Nella Lazio spiccano inevitabilmente Keita, Wallace e Marchetti. Il primo oltre a segnare riesce a creare pericoli con frequenza, nonostante Koulibaly riesca ad ostacolarlo con decisione. Bella partita da parte di tutta la squadra bianco-Celeste.

  • Inzaghi. Trova la strada giusta per ostacolare il Napoli, ma soprattutto riesce a non snaturare il proprio gioco. Arriva al San Paolo per fare risultato e ce la fa.
  • Wallace. Pochi minuti e poi trova la soluzione per disinnescare il folletto belga del Napoli. Bravo negli anticipi.
  • Keita. Molto pericoloso e autore del gol del pareggio.
  • Marchetti. Decisivo. Para quasi tutto e salva il risultato. Incolpevole sul gol di Hamsik, molto angolato, ma attento in ogni tiro dei giocatori del Napoli.

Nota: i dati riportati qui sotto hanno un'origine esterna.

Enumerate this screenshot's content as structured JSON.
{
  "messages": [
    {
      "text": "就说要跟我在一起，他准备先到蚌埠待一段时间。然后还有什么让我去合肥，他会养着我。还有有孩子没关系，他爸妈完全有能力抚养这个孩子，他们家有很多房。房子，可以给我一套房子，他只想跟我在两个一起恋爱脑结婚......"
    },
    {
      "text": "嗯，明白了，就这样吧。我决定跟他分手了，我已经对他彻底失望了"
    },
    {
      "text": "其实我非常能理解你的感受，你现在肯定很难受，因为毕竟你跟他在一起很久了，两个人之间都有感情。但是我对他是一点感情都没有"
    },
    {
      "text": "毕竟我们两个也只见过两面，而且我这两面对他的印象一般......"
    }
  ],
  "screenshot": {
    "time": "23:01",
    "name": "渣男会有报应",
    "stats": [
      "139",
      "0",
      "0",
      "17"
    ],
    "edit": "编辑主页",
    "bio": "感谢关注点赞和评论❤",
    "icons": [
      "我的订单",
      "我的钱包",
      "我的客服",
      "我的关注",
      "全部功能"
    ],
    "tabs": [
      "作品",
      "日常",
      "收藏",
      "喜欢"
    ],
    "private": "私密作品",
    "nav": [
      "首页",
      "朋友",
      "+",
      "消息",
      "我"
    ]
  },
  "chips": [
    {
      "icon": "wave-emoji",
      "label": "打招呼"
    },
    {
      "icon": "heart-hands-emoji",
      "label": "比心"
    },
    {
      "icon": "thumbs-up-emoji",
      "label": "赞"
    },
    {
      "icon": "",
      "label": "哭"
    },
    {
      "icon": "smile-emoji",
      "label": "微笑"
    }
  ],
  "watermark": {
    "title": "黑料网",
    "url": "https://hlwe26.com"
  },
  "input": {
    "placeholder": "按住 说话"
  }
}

FLOP – Per entrambe le squadre è davvero difficile trovare i flop. Nessun giocatore o quasi ha giocato male.

  • Reina. Responsabile sul gol della Lazio. Lo sa anche lui e lo dimostra con la reazione esternata subito dopo.
  • Chiriches. Non una partita giocata male, ma legge male l’azione del gol, non riuscendo ad arginare l’avanzata del senegalese e a chiudergli lo specchio di porta.
  • Mertens. Parte benissimo, gioca molti palloni e tira tanto, forse troppo. Il giocatore è molto egoista e non trova un’alternativa alla marcatura di Wallace. Dopo l’uscita di Insigne, passando a sinistra non riesce ad incidere come prima.
  • Felipe Anderson. Non incisivo. Fa partire qualche contropiede, ma non è il solito giocatore offensivo, causa anche il suo ruolo.
  • Immobile. Non è il bomber ce ci si aspettava, merito forse dei difensori azzurri che riescono a tenerlo lontano dalla porta difesa da Reina.
  • Sarri. Non trova la via giusta per far tornare il suo Napoli imprevedibile. Sempre gli stessi cambi, sempre la stessa tattica. Le squadre hanno trovato la via per disinnescare l’attacco azzurro.